Southwest College is a community college based in Houston, Texas. Part of the Houston Community College System, it serves the Southwest and West portions of the city, as well as the nearby suburbs of Missouri City and Stafford. Southwest College consists of six satellite campuses: Alief Campus, Alief Continuing Education Center, Gulfton Center, Missouri City Campus, Stafford Campus and West Loop Center.

==Alief Campus==
The HCC Alief Campus is located in West Houston in the former Chevron building off Westheimer Road near Beltway 8. The campus, which serves the Alief District, opened in January 2008, replacing the Alief Center on Bissonnet in Southwest Houston, which is now home of the Alief Continuing Education Center.

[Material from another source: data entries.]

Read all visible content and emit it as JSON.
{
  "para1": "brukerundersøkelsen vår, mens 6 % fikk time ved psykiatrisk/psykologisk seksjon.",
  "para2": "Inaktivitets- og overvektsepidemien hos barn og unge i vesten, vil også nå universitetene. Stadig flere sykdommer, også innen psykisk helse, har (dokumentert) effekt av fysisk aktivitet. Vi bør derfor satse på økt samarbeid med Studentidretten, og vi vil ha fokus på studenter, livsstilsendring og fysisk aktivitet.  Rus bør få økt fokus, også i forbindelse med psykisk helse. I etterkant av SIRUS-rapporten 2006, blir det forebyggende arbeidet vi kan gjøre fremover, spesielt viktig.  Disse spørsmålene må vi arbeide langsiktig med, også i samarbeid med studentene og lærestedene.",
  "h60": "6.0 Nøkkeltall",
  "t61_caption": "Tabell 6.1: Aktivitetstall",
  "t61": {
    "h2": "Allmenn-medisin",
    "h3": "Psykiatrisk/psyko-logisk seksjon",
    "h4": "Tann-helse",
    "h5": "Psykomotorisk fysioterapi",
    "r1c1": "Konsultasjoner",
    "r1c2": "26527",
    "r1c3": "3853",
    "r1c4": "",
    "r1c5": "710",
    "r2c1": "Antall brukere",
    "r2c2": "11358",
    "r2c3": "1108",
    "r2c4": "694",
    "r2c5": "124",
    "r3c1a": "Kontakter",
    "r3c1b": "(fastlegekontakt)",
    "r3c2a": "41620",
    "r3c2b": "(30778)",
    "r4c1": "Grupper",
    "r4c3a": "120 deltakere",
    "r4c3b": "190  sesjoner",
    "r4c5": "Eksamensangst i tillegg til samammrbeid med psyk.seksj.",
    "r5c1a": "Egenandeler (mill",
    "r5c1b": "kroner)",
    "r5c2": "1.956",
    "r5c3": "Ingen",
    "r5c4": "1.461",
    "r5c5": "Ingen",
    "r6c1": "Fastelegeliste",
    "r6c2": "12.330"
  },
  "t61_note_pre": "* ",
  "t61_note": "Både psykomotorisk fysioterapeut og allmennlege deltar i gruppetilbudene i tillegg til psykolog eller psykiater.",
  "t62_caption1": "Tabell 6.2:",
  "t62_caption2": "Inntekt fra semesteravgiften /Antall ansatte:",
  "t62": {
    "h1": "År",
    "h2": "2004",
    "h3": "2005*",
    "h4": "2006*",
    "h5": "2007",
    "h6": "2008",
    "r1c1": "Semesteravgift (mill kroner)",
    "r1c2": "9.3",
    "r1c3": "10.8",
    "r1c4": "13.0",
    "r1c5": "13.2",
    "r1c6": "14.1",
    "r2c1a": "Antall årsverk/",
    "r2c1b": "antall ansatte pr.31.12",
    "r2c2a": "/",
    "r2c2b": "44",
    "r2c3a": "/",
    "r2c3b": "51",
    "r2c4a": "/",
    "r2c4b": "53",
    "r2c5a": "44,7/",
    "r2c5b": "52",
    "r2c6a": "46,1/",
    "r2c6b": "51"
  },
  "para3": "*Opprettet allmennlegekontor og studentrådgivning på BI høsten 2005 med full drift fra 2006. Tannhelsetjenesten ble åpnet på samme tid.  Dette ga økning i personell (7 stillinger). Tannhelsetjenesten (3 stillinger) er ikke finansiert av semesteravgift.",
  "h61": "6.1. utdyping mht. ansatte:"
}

==Alief Continuing Education Center==
The HCC Alief Continuing Education Center is located in Southwest Houston on Bissonnet. Formerly known as Alief Center before the Alief Campus opened, it now serves as a center for post-graduates desiring to continue their studies.

==Gulfton Center==
The HCC Gulfton Center is located in Southwest Houston in the Gulfton District. It mainly consists of classes devoted to new international students learning English.

==Missouri City Campus==
The HCC Missouri City Campus is located in unincorporated Fort Bend County and serves Missouri City. Missouri City always had an HCC campus in the vicinity; the current campus opened in August 2008 located in the Sienna Springs subdivision off Highway 6, replacing the former Missouri City Center located at the intersection of Cartwright Road and Texas Parkway.

==Stafford Campus==
The HCC Stafford Campus is located in Stafford. The campus consists of four segments located along Cash Road and surrounding areas: the Scarella Center with the new learning hub, the original Stafford Campus, the Greenbriar Annex (home to arts programs) and the Applied Technology Center.

==West Loop Center==
The HCC West Loop Center is located near the Uptown District of Houston off West Loop near Southwest Freeway and also serves Bellaire.